Assuming everyone knows about your mission and values will limit the number of applications you get, as talent will be more likely to join an organisation that makes their stance on issues clear. Additionally, by clearly communicating these elements of your EVP, candidates that do not align will get a clear sense of the company's values and self-select out of the application process in the early stages, thus saving time for HR and recruitment later down the line.
It’s down to business leaders and HR to listen to these demands or risk a higher turnover in the coming months
With clear values and mission, you'll only get applications from applicants that match up. By demonstrating your company culture early, HR and talent teams can not only set the tone but also manage the expectations of both existing team members and new hires.
3. “There is no need to leave”
Research is showing that it is a candidate-driven market and as job vacancies top the one million mark for the first time on record there is already a mass employee exodus underway. With employees being offered significant salaries and benefits to move elsewhere, it is only a matter of time until they start assessing their options. If they’re considering a career change, it’s likely that an employee will first approach their employers and ask for better employment terms - more money, a bigger bonus or more time off perhaps.
It’s down to business leaders and HR to listen to these demands or risk a higher turnover in the coming months. Talk to your teams, establish areas for improvement within your culture or compensation and adapt your EVP accordingly.
Employees and prospects want to feel supported, satisfied and know their career goals are going to be met so think about training, benefits and the emotional drivers for working at your company. Retaining talent should be top of mind for talent teams but, of course, if the almost-inevitable does happen, HR departments can use digitally led recruitment marketing and scalable recruitment resources to acquire new talent.
4. “Technology can’t solve all talent problems”
If the past year has shown us anything, it's that technology can be leveraged to improve efficiency, manage company resources and analyse the performance of employees more effectively. Any HR professional will know that technology can not only shorten processes, but works hand in hand to increase efficiency with the right tools, software, and talent that is coming into the business.
However, when used poorly, technology can add to the workload and even exacerbate the pressure HR professionals face with the added responsibility of overseeing organisations. HR needs to ensure they understand how to use the technologies effectively to support them if they wish to see the true advantages.

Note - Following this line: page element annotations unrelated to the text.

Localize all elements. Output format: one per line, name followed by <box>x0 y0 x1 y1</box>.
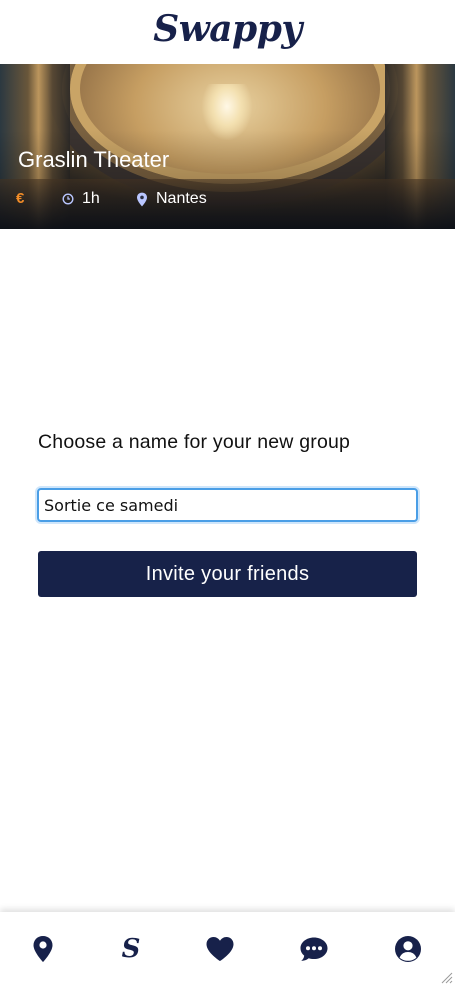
event-duration: 1h <box>62 190 100 208</box>
event-location: Nantes <box>136 190 207 208</box>
app-header: Swappy <box>0 0 455 64</box>
nav-profile[interactable] <box>393 934 423 964</box>
user-icon <box>395 936 421 962</box>
euro-icon: € <box>16 190 25 207</box>
nav-swappy[interactable]: S <box>116 934 146 964</box>
app-logo[interactable]: Swappy <box>0 8 455 50</box>
location-pin-icon <box>137 192 147 206</box>
group-name-input[interactable] <box>37 488 418 522</box>
invite-friends-button[interactable]: Invite your friends <box>38 551 417 597</box>
event-duration-label: 1h <box>82 190 100 207</box>
nav-map[interactable] <box>28 934 58 964</box>
nav-messages[interactable] <box>299 934 329 964</box>
group-name-prompt: Choose a name for your new group <box>38 431 351 453</box>
resize-grip-icon[interactable] <box>441 972 453 984</box>
event-hero: Graslin Theater € 1h Nantes <box>0 64 455 229</box>
event-price: € <box>16 190 24 207</box>
chat-icon <box>300 937 328 961</box>
map-pin-icon <box>33 936 53 962</box>
swappy-s-icon: S <box>121 934 141 964</box>
heart-icon <box>206 937 234 961</box>
nav-favorites[interactable] <box>205 934 235 964</box>
event-title: Graslin Theater <box>18 147 170 172</box>
clock-icon <box>62 193 74 205</box>
bottom-nav: S <box>0 912 455 986</box>
event-location-label: Nantes <box>156 190 207 207</box>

The uncertainty surrounding working culture continues to shape the industry, and every talent professional will need to adapt to the hurdles that they will undoubtedly face
Using AI tools without proper understanding can be dangerous for talent teams, it can often lead to more bias than human beings and talent teams can never truly understand how the algorithms work. At the very least, overusing the technology can lead to a lack of diversity and later lead to the wrong quality of hires.
It’s important to remember that working together is key, and technology cannot completely replace the role of the recruiter to save time, or the quality of hire will suffer.
5. “It will get easier next year”
The uncertainty surrounding working culture continues to shape the industry, and every talent professional will need to adapt to the hurdles that they will undoubtedly face.
Plus, the same skill sets remain in high demand, and the recruitment market in industries like tech and knowledge-based skills is showing no signs of slowing down. We cannot expect talent acquisition to get any easier
Even with these challenges, talent acquisition professionals can and should use this as an opportunity to get a foothold above competitors. By staying as agile as possible and keeping an eye out for any changes or disruptions you can gain a considerable advantage in a race you will not want to lose.